Sunday, August 22, 2010

Lake Placid and the Sequels: Monster Making

It’s alligator season in Florida. Everyone’s secured their hunting permits and readied their bang sticks. Gassed up the airboats and motor boats. Filled up the coolers with drinks.

While enthusiasts spent the night tracking and wrestling gators on the still, blue waters of Lake Okeechobee, hubby and I snuggled in for an evening watching the Lake Placid movies. Might have been more realistic if the setting was Lake Placid, FLORIDA where there are real alligators and not up in the North East. And someone should have taken the time to at least google alligator behavior and habitats.

Another thing I notice was the confusion between alligator and crocodile. The two are not interchangeable. Like a rat and a squirrel. Both are rodents, but they aren’t the same rodent.

Loved Betty White in the original. John Schneider didn’t quite steal my heart in #2 the way he did in the Dukes of Hazzard (the original TV show, not the movie remake).

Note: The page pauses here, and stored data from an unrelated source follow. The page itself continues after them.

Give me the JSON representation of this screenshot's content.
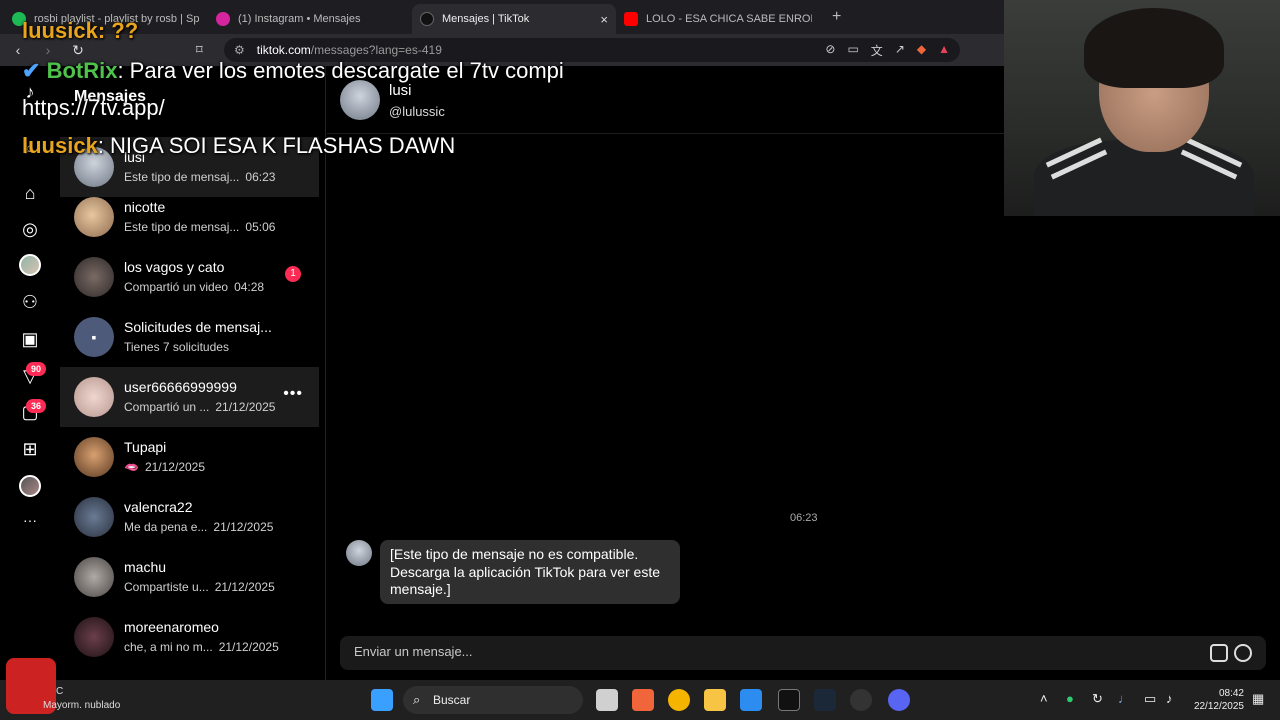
{
  "browser": {
    "tabs": [
      {
        "title": "rosbi playlist - playlist by rosb | Spotify",
        "color": "#1db954",
        "active": false
      },
      {
        "title": "(1) Instagram • Mensajes",
        "color": "#d6249f",
        "active": false
      },
      {
        "title": "Mensajes | TikTok",
        "color": "#111111",
        "active": true
      },
      {
        "title": "LOLO - ESA CHICA SABE ENROLAR - YouTube",
        "color": "#ff0000",
        "active": false
      }
    ],
    "new_tab": "+",
    "close": "×",
    "url_host": "tiktok.com",
    "url_path": "/messages?lang=es-419"
  },
  "rail": {
    "badge_notifications": "90",
    "badge_messages": "36",
    "more": "···"
  },
  "list": {
    "title": "Mensajes",
    "conversations": [
      {
        "name": "lusi",
        "snippet": "Este tipo de mensaj...",
        "time": "06:23",
        "highlight": true
      },
      {
        "name": "nicotte",
        "snippet": "Este tipo de mensaj...",
        "time": "05:06"
      },
      {
        "name": "los vagos y cato",
        "snippet": "Compartió un video",
        "time": "04:28",
        "unread": "1"
      },
      {
        "name": "Solicitudes de mensaj...",
        "snippet": "Tienes 7 solicitudes",
        "time": ""
      },
      {
        "name": "user66666999999",
        "snippet": "Compartió un ...",
        "time": "21/12/2025",
        "hover": true
      },
      {
        "name": "Tupapi",
        "snippet": "🫦",
        "time": "21/12/2025"
      },
      {
        "name": "valencra22",
        "snippet": "Me da pena e...",
        "time": "21/12/2025"
      },
      {
        "name": "machu",
        "snippet": "Compartiste u...",
        "time": "21/12/2025"
      },
      {
        "name": "moreenaromeo",
        "snippet": "che, a mi no m...",
        "time": "21/12/2025"
      }
    ],
    "more_icon": "•••"
  },
  "chat": {
    "nickname": "lusi",
    "handle": "@lulussic",
    "timestamp": "06:23",
    "message": "[Este tipo de mensaje no es compatible. Descarga la aplicación TikTok para ver este mensaje.]",
    "placeholder": "Enviar un mensaje..."
  },
  "overlay": {
    "line1_user": "luusick",
    "line1_text": ": ??",
    "line2_user": "BotRix",
    "line2_text": ": Para ver los emotes descargate el 7tv compi",
    "line3_text": "https://7tv.app/",
    "line4_user": "luusick",
    "line4_text": ": NIGA SOI ESA K FLASHAS DAWN"
  },
  "taskbar": {
    "weather": "Mayorm. nublado",
    "weather_temp": "C",
    "search": "Buscar",
    "time": "08:42",
    "date": "22/12/2025"
  }
}
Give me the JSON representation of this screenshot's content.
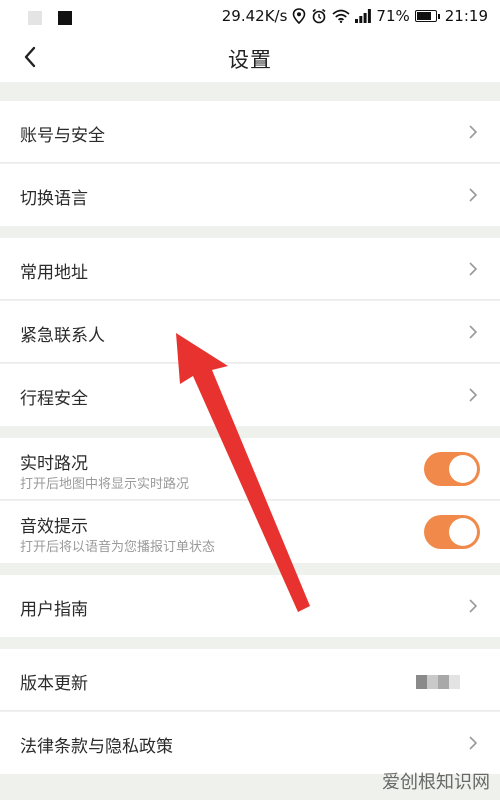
{
  "status_bar": {
    "speed": "29.42K/s",
    "battery": "71%",
    "time": "21:19"
  },
  "header": {
    "title": "设置"
  },
  "sections": {
    "account": [
      {
        "label": "账号与安全"
      },
      {
        "label": "切换语言"
      }
    ],
    "places": [
      {
        "label": "常用地址"
      },
      {
        "label": "紧急联系人"
      },
      {
        "label": "行程安全"
      }
    ],
    "toggles": [
      {
        "label": "实时路况",
        "subtitle": "打开后地图中将显示实时路况",
        "enabled": true
      },
      {
        "label": "音效提示",
        "subtitle": "打开后将以语音为您播报订单状态",
        "enabled": true
      }
    ],
    "guide": [
      {
        "label": "用户指南"
      }
    ],
    "about": [
      {
        "label": "版本更新"
      },
      {
        "label": "法律条款与隐私政策"
      }
    ]
  },
  "watermark": "爱创根知识网",
  "colors": {
    "accent": "#f0894a",
    "annotation_arrow": "#e8322f",
    "background": "#eef1ec"
  }
}
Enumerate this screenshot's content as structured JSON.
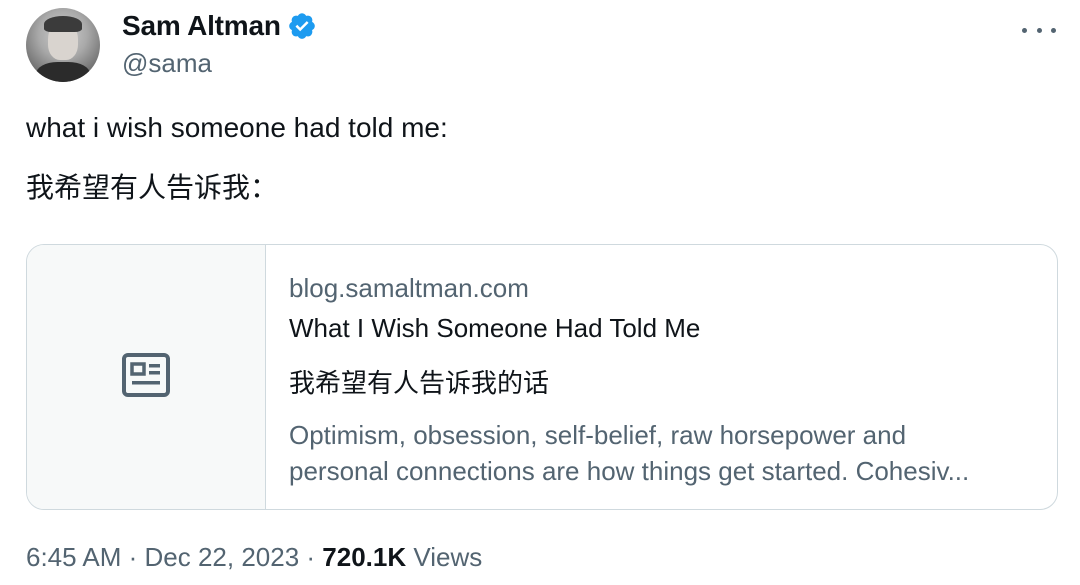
{
  "author": {
    "display_name": "Sam Altman",
    "handle": "@sama",
    "verified": true
  },
  "icons": {
    "verified": "verified-badge-icon",
    "more": "more-options-icon",
    "article": "article-icon"
  },
  "colors": {
    "verified_blue": "#1d9bf0",
    "secondary_text": "#536471",
    "border": "#cfd9de"
  },
  "tweet": {
    "text_line1": "what i wish someone had told me:",
    "text_line2": "我希望有人告诉我："
  },
  "card": {
    "domain": "blog.samaltman.com",
    "title": "What I Wish Someone Had Told Me",
    "subtitle": "我希望有人告诉我的话",
    "description_line1": "Optimism, obsession, self-belief, raw horsepower and",
    "description_line2": "personal connections are how things get started. Cohesiv..."
  },
  "meta": {
    "time": "6:45 AM",
    "separator1": " · ",
    "date": "Dec 22, 2023",
    "separator2": " · ",
    "views_count": "720.1K",
    "views_label": " Views"
  }
}
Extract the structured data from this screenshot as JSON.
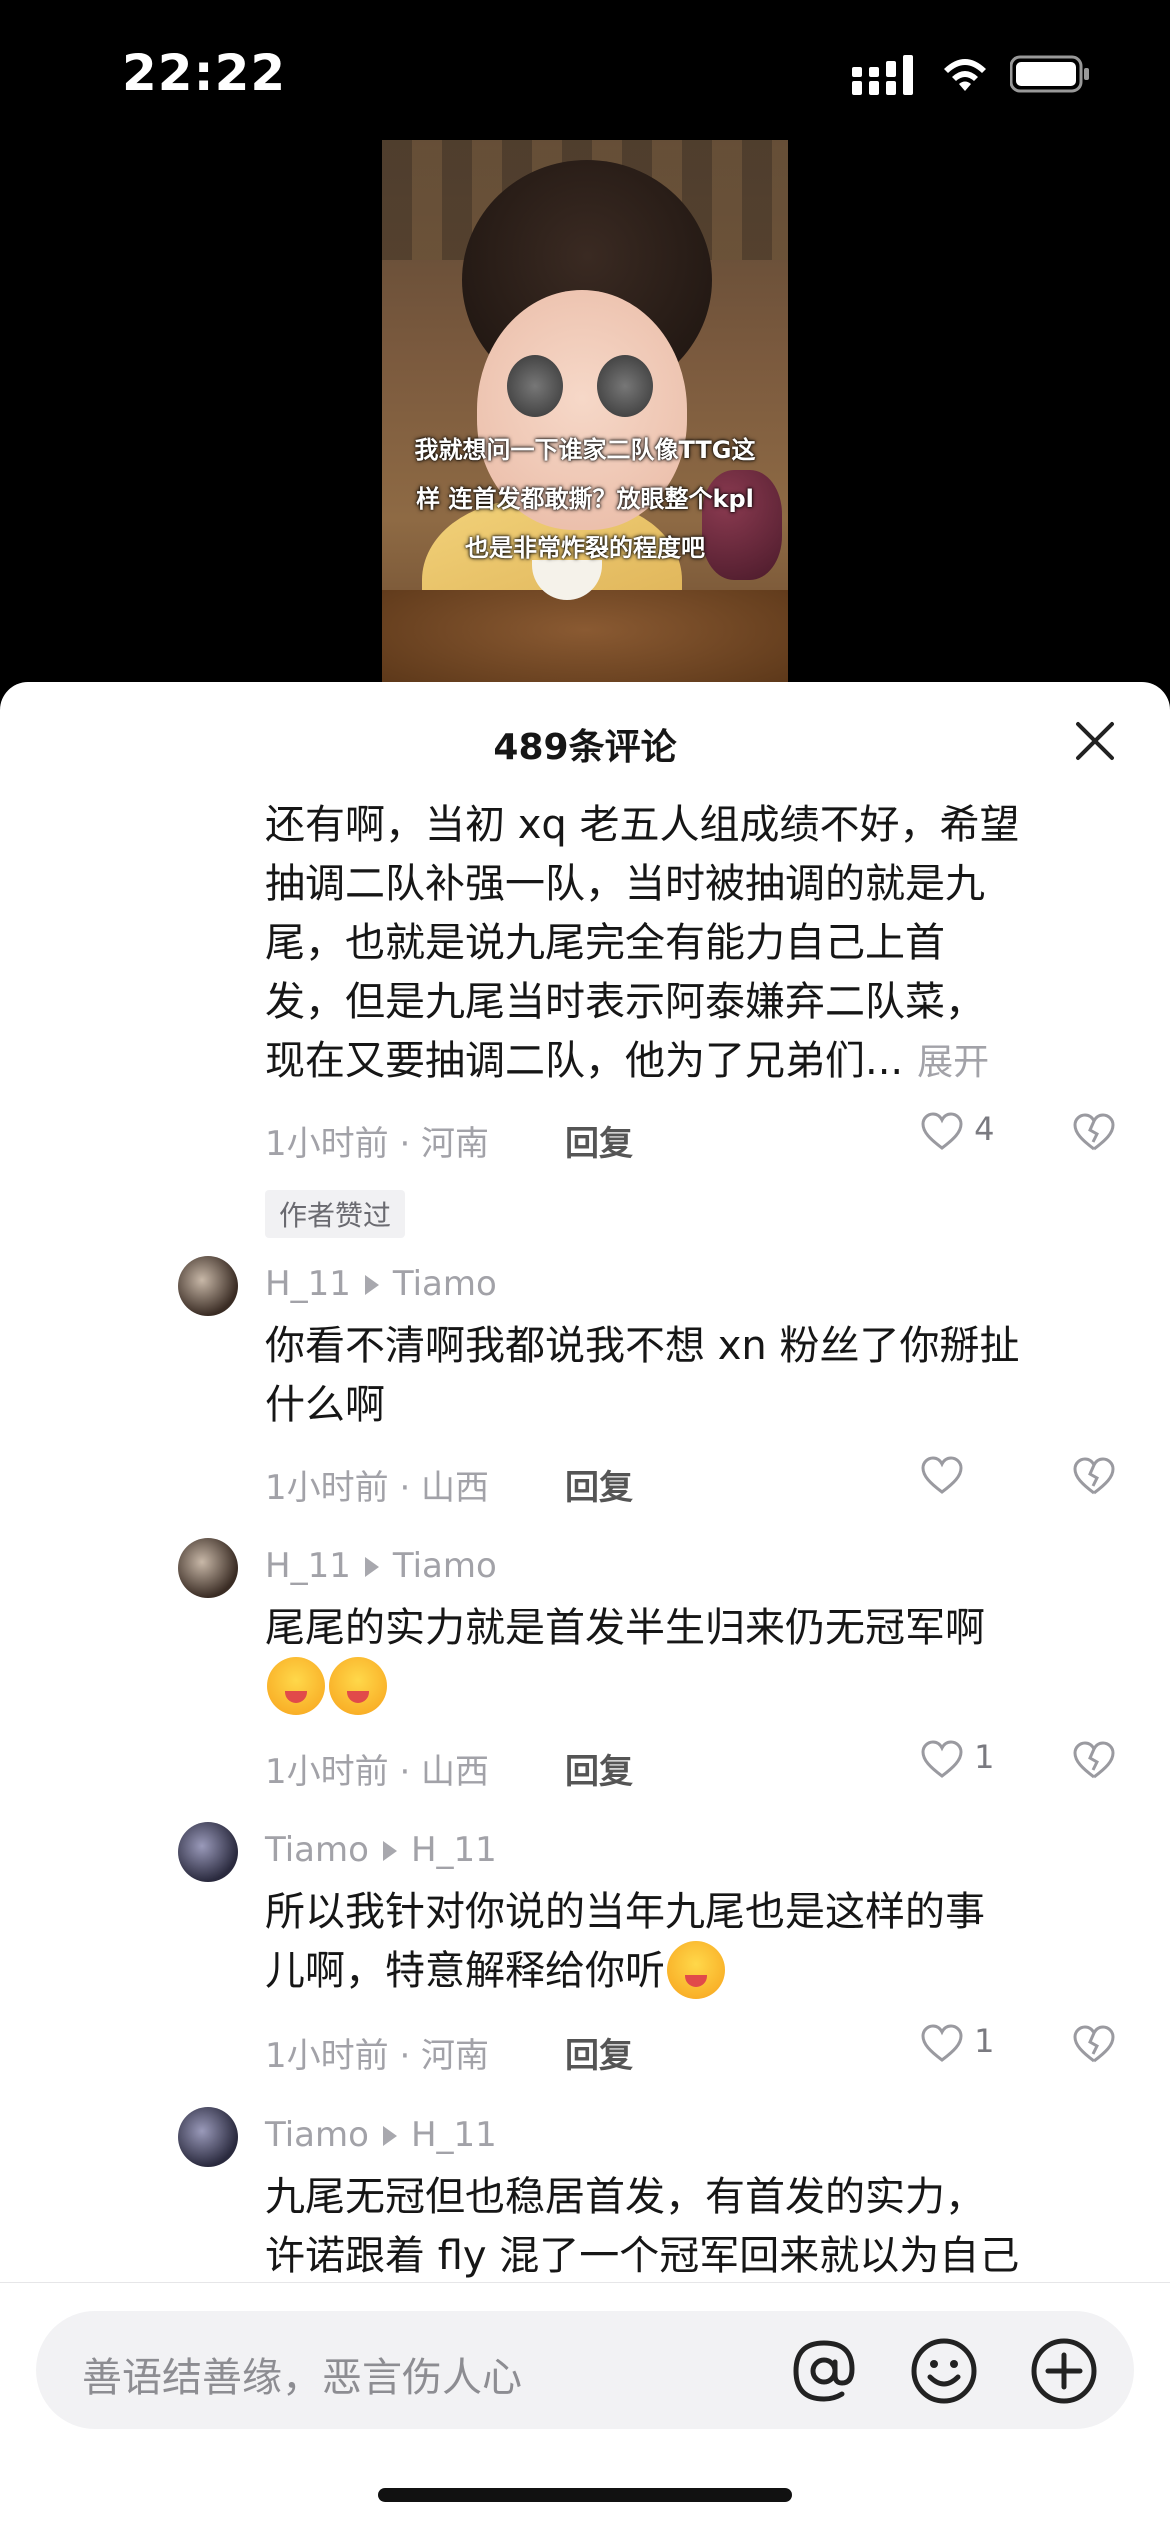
{
  "status": {
    "time": "22:22"
  },
  "video": {
    "caption_lines": [
      "我就想问一下谁家二队像TTG这",
      "样 连首发都敢撕？放眼整个kpl",
      "也是非常炸裂的程度吧"
    ]
  },
  "sheet": {
    "title": "489条评论"
  },
  "comments": [
    {
      "lines": [
        "还有啊，当初 xq 老五人组成绩不好，希望",
        "抽调二队补强一队，当时被抽调的就是九",
        "尾，也就是说九尾完全有能力自己上首",
        "发，但是九尾当时表示阿泰嫌弃二队菜，",
        "现在又要抽调二队，他为了兄弟们..."
      ],
      "expand": "展开",
      "meta": "1小时前 · 河南",
      "reply": "回复",
      "likes": "4",
      "badge": "作者赞过"
    },
    {
      "author": "H_11",
      "reply_to": "Tiamo",
      "lines": [
        "你看不清啊我都说我不想 xn 粉丝了你掰扯",
        "什么啊"
      ],
      "meta": "1小时前 · 山西",
      "reply": "回复",
      "likes": ""
    },
    {
      "author": "H_11",
      "reply_to": "Tiamo",
      "lines": [
        "尾尾的实力就是首发半生归来仍无冠军啊"
      ],
      "meta": "1小时前 · 山西",
      "reply": "回复",
      "likes": "1"
    },
    {
      "author": "Tiamo",
      "reply_to": "H_11",
      "lines": [
        "所以我针对你说的当年九尾也是这样的事",
        "儿啊，特意解释给你听"
      ],
      "meta": "1小时前 · 河南",
      "reply": "回复",
      "likes": "1"
    },
    {
      "author": "Tiamo",
      "reply_to": "H_11",
      "lines": [
        "九尾无冠但也稳居首发，有首发的实力，",
        "许诺跟着 fly 混了一个冠军回来就以为自己"
      ]
    }
  ],
  "input": {
    "placeholder": "善语结善缘，恶言伤人心"
  },
  "icons": {
    "mention": "at-icon",
    "emoji": "smiley-icon",
    "plus": "plus-icon",
    "like": "heart-icon",
    "dislike": "broken-heart-icon",
    "close": "close-icon"
  }
}
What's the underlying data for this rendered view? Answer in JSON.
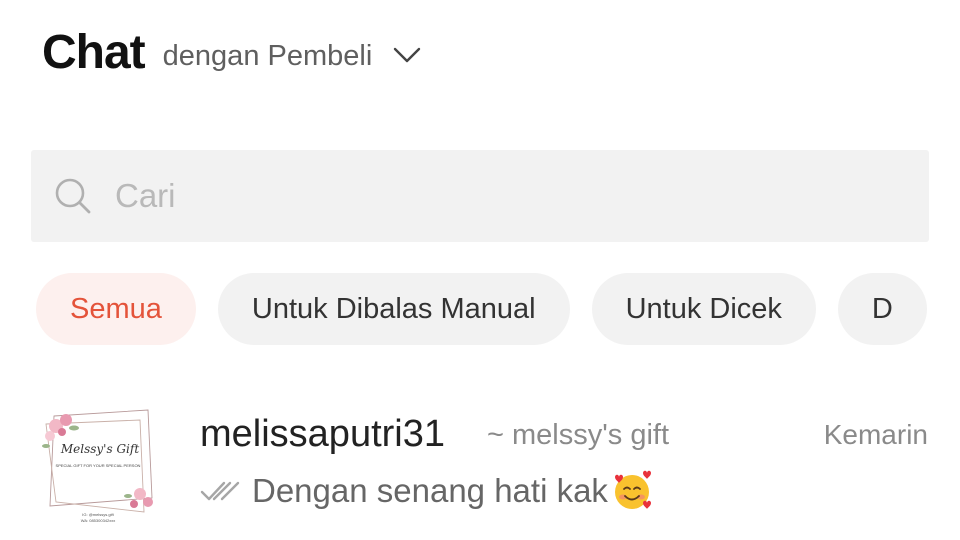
{
  "header": {
    "title": "Chat",
    "subtitle": "dengan Pembeli",
    "dropdown_icon": "chevron-down-icon"
  },
  "search": {
    "placeholder": "Cari",
    "value": "",
    "icon": "search-icon"
  },
  "filters": [
    {
      "label": "Semua",
      "active": true
    },
    {
      "label": "Untuk Dibalas Manual",
      "active": false
    },
    {
      "label": "Untuk Dicek",
      "active": false
    },
    {
      "label": "D",
      "active": false
    }
  ],
  "chats": [
    {
      "username": "melissaputri31",
      "shop": "~ melssy's gift",
      "time": "Kemarin",
      "preview": "Dengan senang hati kak",
      "status_icon": "double-check-icon",
      "emoji": "smiling-face-with-hearts-icon",
      "avatar": {
        "brand": "Melssy's Gift",
        "tagline": "SPECIAL GIFT FOR YOUR SPECIAL PERSON",
        "contact": "IG: @melssys.gift",
        "phone": "WA: 085300342xxx"
      }
    }
  ],
  "colors": {
    "accent": "#e4533a",
    "accent_bg": "#fdf0ee",
    "chip_bg": "#f2f2f2",
    "search_bg": "#f2f2f2"
  }
}
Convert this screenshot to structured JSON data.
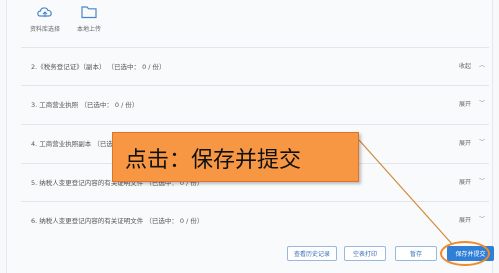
{
  "upload": {
    "library_label": "资料库选择",
    "local_label": "本地上传"
  },
  "rows": [
    {
      "label": "2.《税务登记证》（副本）   （已选中： 0 / 份）",
      "toggle": "收起",
      "arrow": "︿"
    },
    {
      "label": "3. 工商营业执照   （已选中： 0 / 份）",
      "toggle": "展开",
      "arrow": "﹀"
    },
    {
      "label": "4. 工商营业执照副本   （已选中： 0 / 份）",
      "toggle": "展开",
      "arrow": "﹀"
    },
    {
      "label": "5. 纳税人变更登记内容的有关证明文件   （已选中： 0 / 份）",
      "toggle": "展开",
      "arrow": "﹀"
    },
    {
      "label": "6. 纳税人变更登记内容的有关证明文件   （已选中： 0 / 份）",
      "toggle": "展开",
      "arrow": "﹀"
    }
  ],
  "buttons": {
    "history": "查看历史记录",
    "print_blank": "空表打印",
    "save_draft": "暂存",
    "submit": "保存并提交"
  },
  "callout": {
    "text": "点击：保存并提交"
  },
  "colors": {
    "callout_bg": "#f79743",
    "primary": "#2f7fd6",
    "highlight": "#f08a2a"
  }
}
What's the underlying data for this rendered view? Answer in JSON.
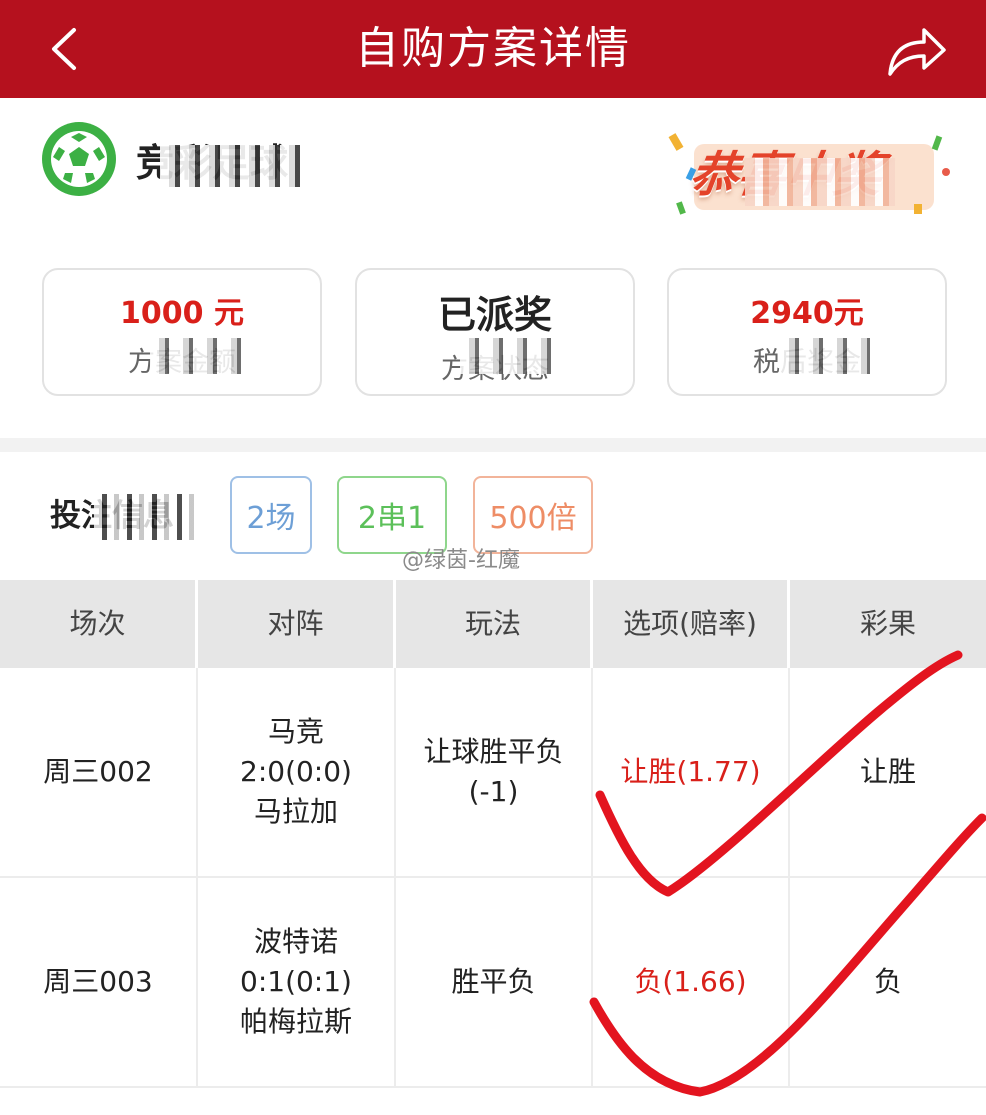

Yancy Butler was the tough, go-getter cougar that I expected her to be in #3.

So, what did I learn about the craft of writing watching this monstrous trilogy?

It’s not enough to simply make something larger than life. You have to make it believable or it becomes farcical. Monsters, even supernatural ones, should come equipped with predictable behavior traits. Random chaos doesn’t apply, because if you want to get into the quantum matter of things, there is order even in chaos. But, that’s another topic.

Everything in the universe adheres to rules and patterns. When world building or monster making, that is an important fact to remember. It should be the foundation of your creation.

Without a core structure to support all the fantastical things that a writer can imagine, the creation falls apart. Think of the human body without a skeleton, a skyscraper without the steel supports, a jellyfish without its fibrous membranes. Take out the internal structure and what’s left is a puddle of goo.

Plan your monsters carefully. Give them strengths and weaknesses and use those to their advantage and against them. The stakes for the hero/heroine should be high, but not unobtainable. They can’t be defeated at every turn and then suddenly defeat the monster in the last second using the same weapons, cunning, etc., that failed them time and time again. To do so is the result of lackluster writing and an underactive imagination. Trust me, if the writer isn’t interested in investing the time needed to carefully craft their monsters, the reader/viewer won’t be either.